The HUSTLE: Black Southern Culture Documentarian

Updated: May 26, 2021

A word. An inspiration.

What if your story has already been told? What if there are no more words to describe you, the artist?


Why tell your story as a Black artist?

“Black people should tell Black stories”

Where are the teachers of Black art? The forefathers capturing the essence of Black culture?

Phillip Loken,‘King Phill’ , one of our BlkArthouse artist, has vowed to use his art to capture present day for tomorrow. A digital photographer. A video artist. A curator of the streets of North Carolina.

A Historian.

A Documentarian to Black Southern Culture.

The stories of our culture, encouraged to rummage through the crates of American History. Books written by the oppressor rather than the oppressed. Volumes of books line the shelves of our Black schools, titled ‘Slavery’ or ‘Great Migration.’

Many forced to accept the stories of Black people in the South as nothing more than HISTORY.


I have decided I will not tell the 'traditional story' of Phillip the Great, excuse me Phillip Loken better known as‘King Phill’.

The story has been told. The beauty of history.

I will take a moment in space to amplify and introduce the Black Art community to one of the new leaders, an innovator in the Black Art Movement of the South.

King Phill.

A Black man who has used his love for his people

to capture the freedom, the pain, the joy...

that tells the stories of Black life in the South.

Its Soul.

One word to describe the journey of King Phill.


Remember the record by Cassidy in 2005 ‘Ima Hustla’

I'm a hustler, I'm a, I'm a hustler, homey, yeah

I'm a hustler, I'm a, I'm a hustler, homey, yeah

Nigga, ask, nigga, nigga, ask about me, yeah

Nigga, ask, nigga, nigga, ask about me, yeah

Follow me.



Black Power.Hostile. Hopeful. Energetic. Proud. Pain. Respect. 

#BreakTheInternet IV, Sadder Daze XXIV

Digital Photograph, 2015

Exhibition of NC Always, “Don’t Wait Til It’s Cool’ traveling photography archive

North Carolina’s Museum of History in 2019

“Im just happy to be here”

The Beginning.

King Phill recalls the story of him playing the drums in church. A true jam session.

Later teaming up with a high school friend to start a clothing brand fast forwarding his love for fashion and dope threads, started his own streetwear blog called Cool&WellDressed. One of the brands Phillip interviewed, went on to be featured in British GQ and another had a pop-up shop in Tokyo.

Attending the University of North Carolina at Greensboro, he found his love for fashion to be best captured by the curator himself. He picked up his first used camera. Watched the art he admired, brought to life in front of his lens.



U: Unbothered

King Phill is defining his art in spaces where his appreciation for Black people and his camera are taking up space.

Power. Peace. Positivity.

Who Inspired Your Work?

Kamoinge Workshop, a collective of Black photographers established in New York City in 1963.

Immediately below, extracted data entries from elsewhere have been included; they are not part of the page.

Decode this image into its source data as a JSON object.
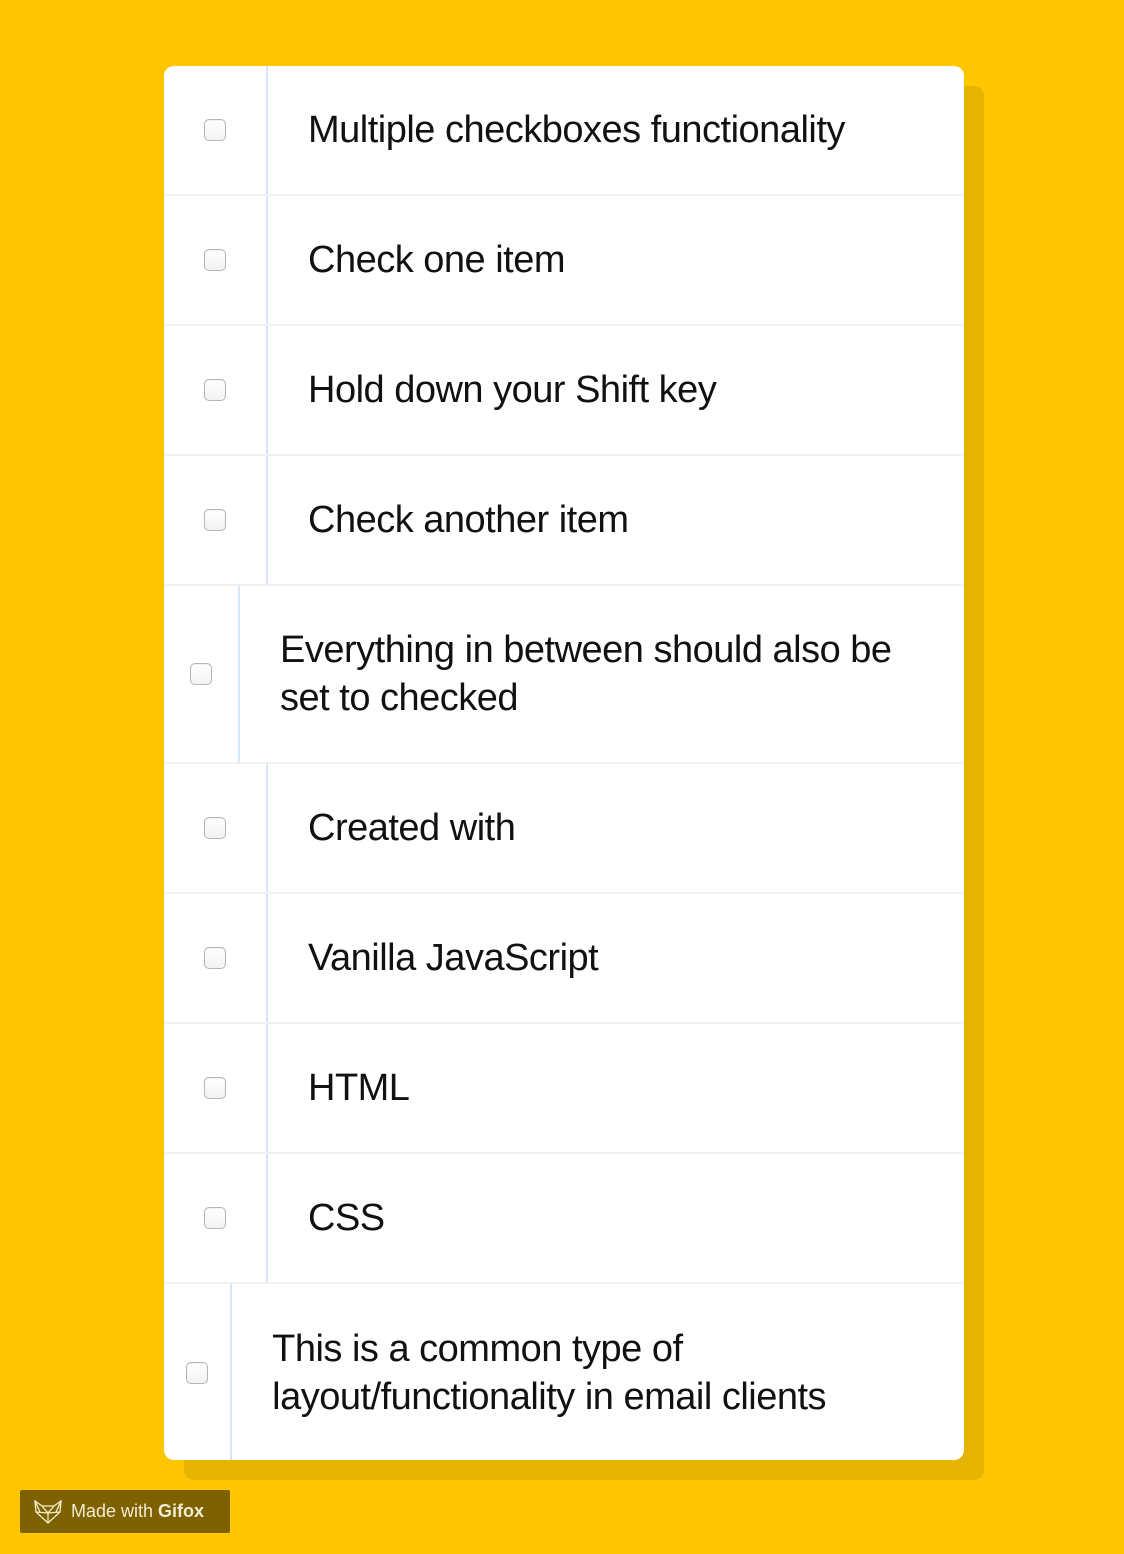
{
  "items": [
    {
      "label": "Multiple checkboxes functionality",
      "checked": false
    },
    {
      "label": "Check one item",
      "checked": false
    },
    {
      "label": "Hold down your Shift key",
      "checked": false
    },
    {
      "label": "Check another item",
      "checked": false
    },
    {
      "label": "Everything in between should also be set to checked",
      "checked": false
    },
    {
      "label": "Created with",
      "checked": false
    },
    {
      "label": "Vanilla JavaScript",
      "checked": false
    },
    {
      "label": "HTML",
      "checked": false
    },
    {
      "label": "CSS",
      "checked": false
    },
    {
      "label": "This is a common type of layout/functionality in email clients",
      "checked": false
    }
  ],
  "badge": {
    "prefix": "Made with",
    "brand": "Gifox",
    "icon": "fox-icon"
  },
  "colors": {
    "background": "#FFC600",
    "shadow": "#E6B400",
    "badge": "#7F6200",
    "divider": "#D6E6FB"
  }
}
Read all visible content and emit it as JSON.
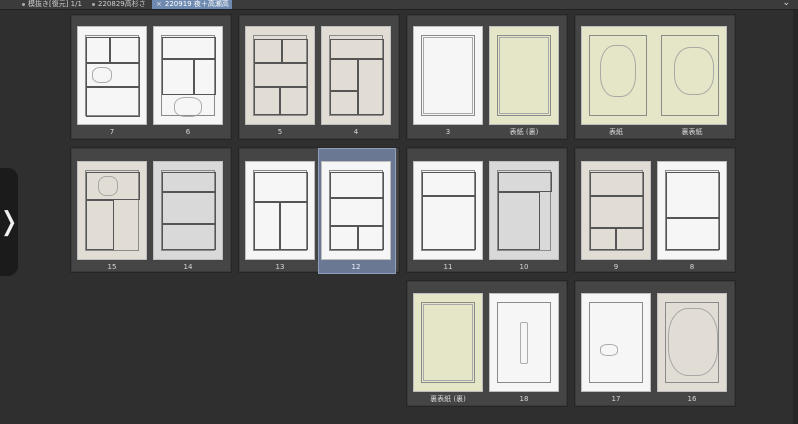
{
  "tabs": [
    {
      "label": "模抜き[復元] 1/1"
    },
    {
      "label": "220829高杉さ"
    },
    {
      "label": "220919 夜＋高瀬高"
    }
  ],
  "pages": {
    "p7": "7",
    "p6": "6",
    "p5": "5",
    "p4": "4",
    "p3": "3",
    "p_cover_back_inner": "表紙 (裏)",
    "p_cover": "表紙",
    "p_back_cover": "裏表紙",
    "p15": "15",
    "p14": "14",
    "p13": "13",
    "p12": "12",
    "p11": "11",
    "p10": "10",
    "p9": "9",
    "p8": "8",
    "p_back_cover_inner": "裏表紙 (裏)",
    "p18": "18",
    "p17": "17",
    "p16": "16"
  },
  "selected_page": "12",
  "colors": {
    "background": "#2f2f2f",
    "tab_active": "#6f8ab0",
    "selection": "#6a7893",
    "cover_paper": "#e5e6c8"
  }
}
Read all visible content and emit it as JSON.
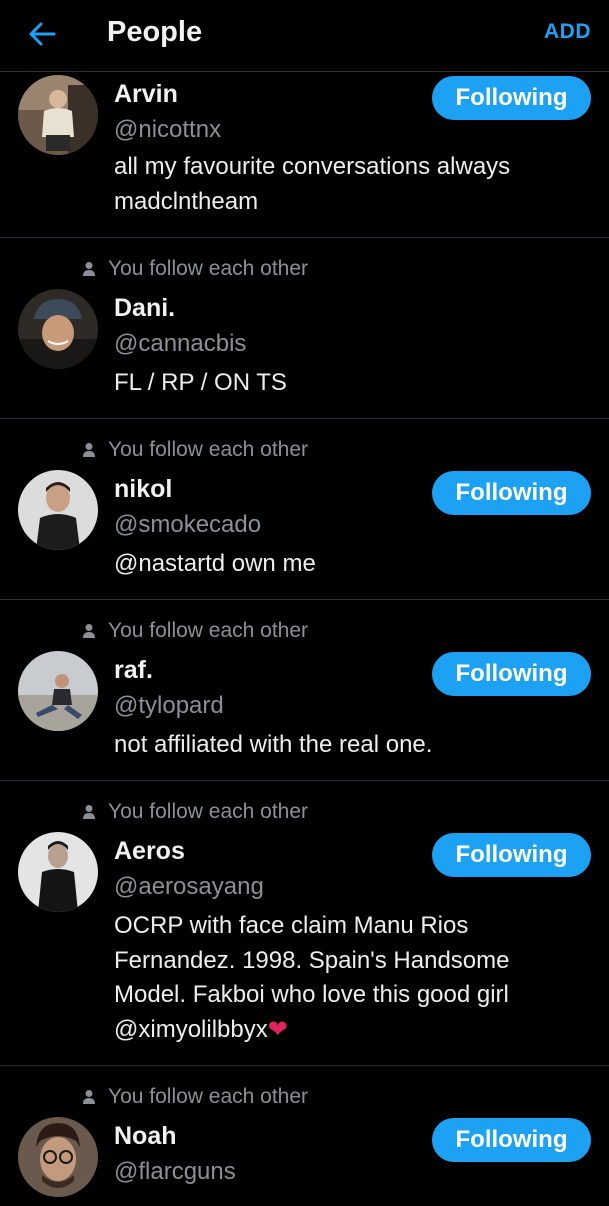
{
  "header": {
    "title": "People",
    "add_label": "ADD",
    "accent_color": "#1da1f2"
  },
  "social_context": "You follow each other",
  "follow_label": "Following",
  "people": [
    {
      "name": "Arvin",
      "handle": "@nicottnx",
      "bio": "all my favourite conversations always madclntheam",
      "mutual": false,
      "following": true
    },
    {
      "name": "Dani.",
      "handle": "@cannacbis",
      "bio": "FL / RP / ON TS",
      "mutual": true,
      "following": false
    },
    {
      "name": "nikol",
      "handle": "@smokecado",
      "bio": "@nastartd own me",
      "mutual": true,
      "following": true
    },
    {
      "name": "raf.",
      "handle": "@tylopard",
      "bio": "not affiliated with the real one.",
      "mutual": true,
      "following": true
    },
    {
      "name": "Aeros",
      "handle": "@aerosayang",
      "bio": "OCRP with face claim Manu Rios Fernandez. 1998. Spain's Handsome Model. Fakboi who love this good girl @ximyolilbbyx",
      "bio_emoji": "❤",
      "mutual": true,
      "following": true
    },
    {
      "name": "Noah",
      "handle": "@flarcguns",
      "bio": "",
      "mutual": true,
      "following": true
    }
  ]
}
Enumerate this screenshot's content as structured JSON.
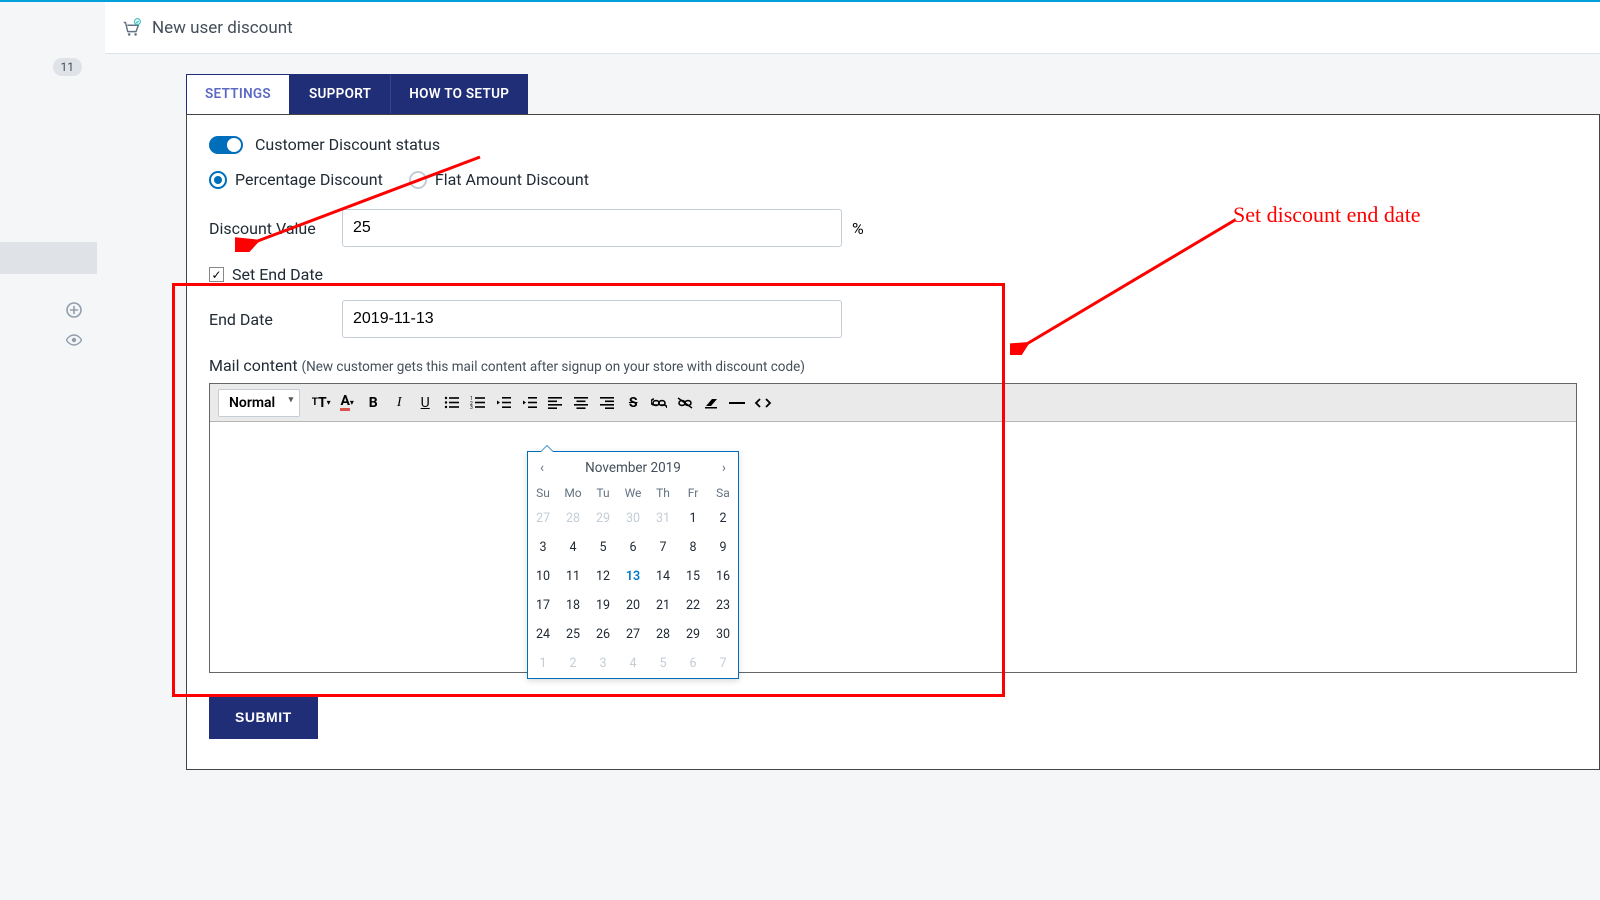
{
  "header": {
    "title": "New user discount"
  },
  "sidebar": {
    "badge": "11"
  },
  "tabs": [
    {
      "label": "SETTINGS",
      "active": true
    },
    {
      "label": "SUPPORT",
      "active": false
    },
    {
      "label": "HOW TO SETUP",
      "active": false
    }
  ],
  "status": {
    "label": "Customer Discount status",
    "enabled": true
  },
  "discount_type": {
    "percentage_label": "Percentage Discount",
    "flat_label": "Flat Amount Discount",
    "selected": "percentage"
  },
  "discount_value": {
    "label": "Discount Value",
    "value": "25",
    "suffix": "%"
  },
  "set_end_date": {
    "label": "Set End Date",
    "checked": true
  },
  "end_date": {
    "label": "End Date",
    "value": "2019-11-13"
  },
  "mail": {
    "label": "Mail content",
    "hint": "(New customer gets this mail content after signup on your store with discount code)",
    "toolbar": {
      "normal": "Normal"
    }
  },
  "submit_label": "SUBMIT",
  "datepicker": {
    "month_label": "November 2019",
    "dows": [
      "Su",
      "Mo",
      "Tu",
      "We",
      "Th",
      "Fr",
      "Sa"
    ],
    "cells": [
      {
        "n": "27",
        "m": true
      },
      {
        "n": "28",
        "m": true
      },
      {
        "n": "29",
        "m": true
      },
      {
        "n": "30",
        "m": true
      },
      {
        "n": "31",
        "m": true
      },
      {
        "n": "1"
      },
      {
        "n": "2"
      },
      {
        "n": "3"
      },
      {
        "n": "4"
      },
      {
        "n": "5"
      },
      {
        "n": "6"
      },
      {
        "n": "7"
      },
      {
        "n": "8"
      },
      {
        "n": "9"
      },
      {
        "n": "10"
      },
      {
        "n": "11"
      },
      {
        "n": "12"
      },
      {
        "n": "13",
        "sel": true
      },
      {
        "n": "14"
      },
      {
        "n": "15"
      },
      {
        "n": "16"
      },
      {
        "n": "17"
      },
      {
        "n": "18"
      },
      {
        "n": "19"
      },
      {
        "n": "20"
      },
      {
        "n": "21"
      },
      {
        "n": "22"
      },
      {
        "n": "23"
      },
      {
        "n": "24"
      },
      {
        "n": "25"
      },
      {
        "n": "26"
      },
      {
        "n": "27"
      },
      {
        "n": "28"
      },
      {
        "n": "29"
      },
      {
        "n": "30"
      },
      {
        "n": "1",
        "m": true
      },
      {
        "n": "2",
        "m": true
      },
      {
        "n": "3",
        "m": true
      },
      {
        "n": "4",
        "m": true
      },
      {
        "n": "5",
        "m": true
      },
      {
        "n": "6",
        "m": true
      },
      {
        "n": "7",
        "m": true
      }
    ]
  },
  "annotations": {
    "end_date_callout": "Set discount end date"
  }
}
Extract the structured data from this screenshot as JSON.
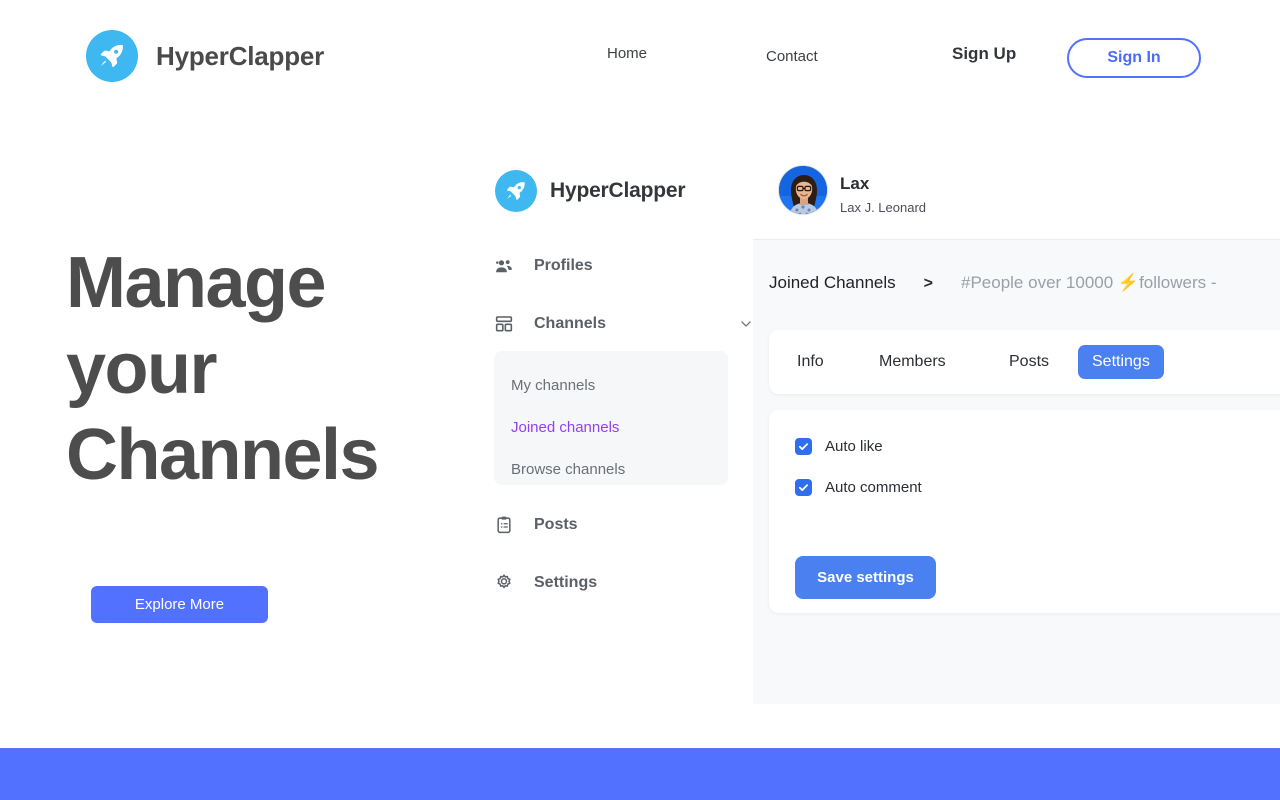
{
  "site": {
    "brand": "HyperClapper",
    "logo_icon": "rocket-icon",
    "accent_blue": "#5271FF",
    "logo_bg": "#3FB7F0"
  },
  "topnav": {
    "items": [
      {
        "label": "Home",
        "name": "nav-home"
      },
      {
        "label": "Contact",
        "name": "nav-contact"
      },
      {
        "label": "Sign Up",
        "name": "nav-signup"
      }
    ],
    "signin_label": "Sign In"
  },
  "hero": {
    "title": "Manage your Channels",
    "cta_label": "Explore More"
  },
  "app": {
    "brand": "HyperClapper",
    "sidebar": {
      "items": [
        {
          "label": "Profiles",
          "icon": "people-icon"
        },
        {
          "label": "Channels",
          "icon": "grid-icon",
          "chevron": "chevron-down-icon"
        },
        {
          "label": "Posts",
          "icon": "clipboard-icon"
        },
        {
          "label": "Settings",
          "icon": "gear-icon"
        }
      ],
      "submenu": [
        {
          "label": "My channels",
          "active": false
        },
        {
          "label": "Joined channels",
          "active": true
        },
        {
          "label": "Browse channels",
          "active": false
        }
      ],
      "active_color": "#9340F5"
    },
    "profile": {
      "name": "Lax",
      "full_name": "Lax J. Leonard",
      "avatar": "user-photo"
    },
    "breadcrumb": {
      "root": "Joined Channels",
      "separator": ">",
      "current_prefix": "#People over 10000 ",
      "current_bolt": "⚡",
      "current_suffix": "followers -"
    },
    "tabs": [
      {
        "label": "Info",
        "active": false
      },
      {
        "label": "Members",
        "active": false
      },
      {
        "label": "Posts",
        "active": false
      },
      {
        "label": "Settings",
        "active": true
      }
    ],
    "settings": {
      "checkboxes": [
        {
          "label": "Auto like",
          "checked": true
        },
        {
          "label": "Auto comment",
          "checked": true
        }
      ],
      "save_label": "Save settings"
    }
  }
}
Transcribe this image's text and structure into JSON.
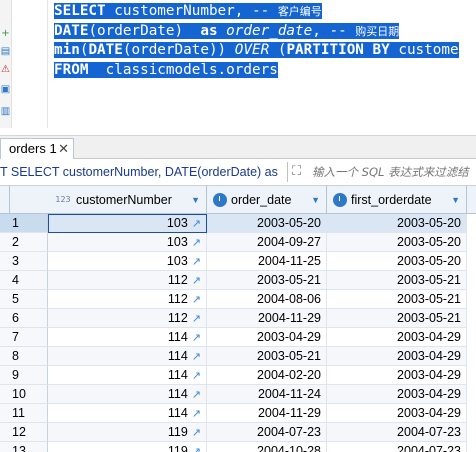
{
  "editor": {
    "lines": [
      [
        {
          "t": "SELECT",
          "kw": true
        },
        {
          "t": " customerNumber, -- "
        },
        {
          "t": "客户编号",
          "cm": true
        }
      ],
      [
        {
          "t": "DATE",
          "kw": true
        },
        {
          "t": "(orderDate)  "
        },
        {
          "t": "as",
          "kw": true
        },
        {
          "t": " "
        },
        {
          "t": "order_date",
          "it": true
        },
        {
          "t": ", -- "
        },
        {
          "t": "购买日期",
          "cm": true
        }
      ],
      [
        {
          "t": "min",
          "kw": true
        },
        {
          "t": "("
        },
        {
          "t": "DATE",
          "kw": true
        },
        {
          "t": "(orderDate)) "
        },
        {
          "t": "OVER",
          "it": true
        },
        {
          "t": " ("
        },
        {
          "t": "PARTITION BY",
          "kw": true
        },
        {
          "t": " custome"
        }
      ],
      [
        {
          "t": "FROM",
          "kw": true
        },
        {
          "t": "  classicmodels.orders"
        }
      ]
    ]
  },
  "tabs": {
    "results_tab": "orders 1",
    "close_label": "✕"
  },
  "filter": {
    "sql_text": "T SELECT customerNumber, DATE(orderDate) as",
    "placeholder": "输入一个 SQL 表达式来过滤结"
  },
  "grid": {
    "columns": [
      {
        "key": "customerNumber",
        "label": "customerNumber",
        "type": "number",
        "type_badge": "123"
      },
      {
        "key": "order_date",
        "label": "order_date",
        "type": "date"
      },
      {
        "key": "first_orderdate",
        "label": "first_orderdate",
        "type": "date"
      }
    ],
    "rows": [
      {
        "n": "1",
        "customerNumber": "103",
        "order_date": "2003-05-20",
        "first_orderdate": "2003-05-20"
      },
      {
        "n": "2",
        "customerNumber": "103",
        "order_date": "2004-09-27",
        "first_orderdate": "2003-05-20"
      },
      {
        "n": "3",
        "customerNumber": "103",
        "order_date": "2004-11-25",
        "first_orderdate": "2003-05-20"
      },
      {
        "n": "4",
        "customerNumber": "112",
        "order_date": "2003-05-21",
        "first_orderdate": "2003-05-21"
      },
      {
        "n": "5",
        "customerNumber": "112",
        "order_date": "2004-08-06",
        "first_orderdate": "2003-05-21"
      },
      {
        "n": "6",
        "customerNumber": "112",
        "order_date": "2004-11-29",
        "first_orderdate": "2003-05-21"
      },
      {
        "n": "7",
        "customerNumber": "114",
        "order_date": "2003-04-29",
        "first_orderdate": "2003-04-29"
      },
      {
        "n": "8",
        "customerNumber": "114",
        "order_date": "2003-05-21",
        "first_orderdate": "2003-04-29"
      },
      {
        "n": "9",
        "customerNumber": "114",
        "order_date": "2004-02-20",
        "first_orderdate": "2003-04-29"
      },
      {
        "n": "10",
        "customerNumber": "114",
        "order_date": "2004-11-24",
        "first_orderdate": "2003-04-29"
      },
      {
        "n": "11",
        "customerNumber": "114",
        "order_date": "2004-11-29",
        "first_orderdate": "2003-04-29"
      },
      {
        "n": "12",
        "customerNumber": "119",
        "order_date": "2004-07-23",
        "first_orderdate": "2004-07-23"
      },
      {
        "n": "13",
        "customerNumber": "119",
        "order_date": "2004-10-28",
        "first_orderdate": "2004-07-23"
      }
    ]
  },
  "colors": {
    "selection": "#1464d2",
    "accent": "#2e78c7",
    "link_icon": "#3f88d8"
  },
  "icons": [
    "run-icon",
    "warning-icon",
    "filter-icon",
    "link-icon",
    "date-type-icon",
    "sort-arrow-icon"
  ]
}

They boldly and inventively depicted their communities as they saw and participated in them, rather than as they were often portrayed. - Whitney Museum of American Art

Inspired by Kamoinge-Black photographers of the 1960s & 70s

“My only critique is that there were no women. Wait, there was one.”



S: Self-Worth

“Always trusting in myself. This is what I want to do...I see this coming together.”

King Phill self-published photobook commercial. How the Little Black Book Happened.

“My work is centered around Black people. I support Black people. I am not shouting out white places and spaces.”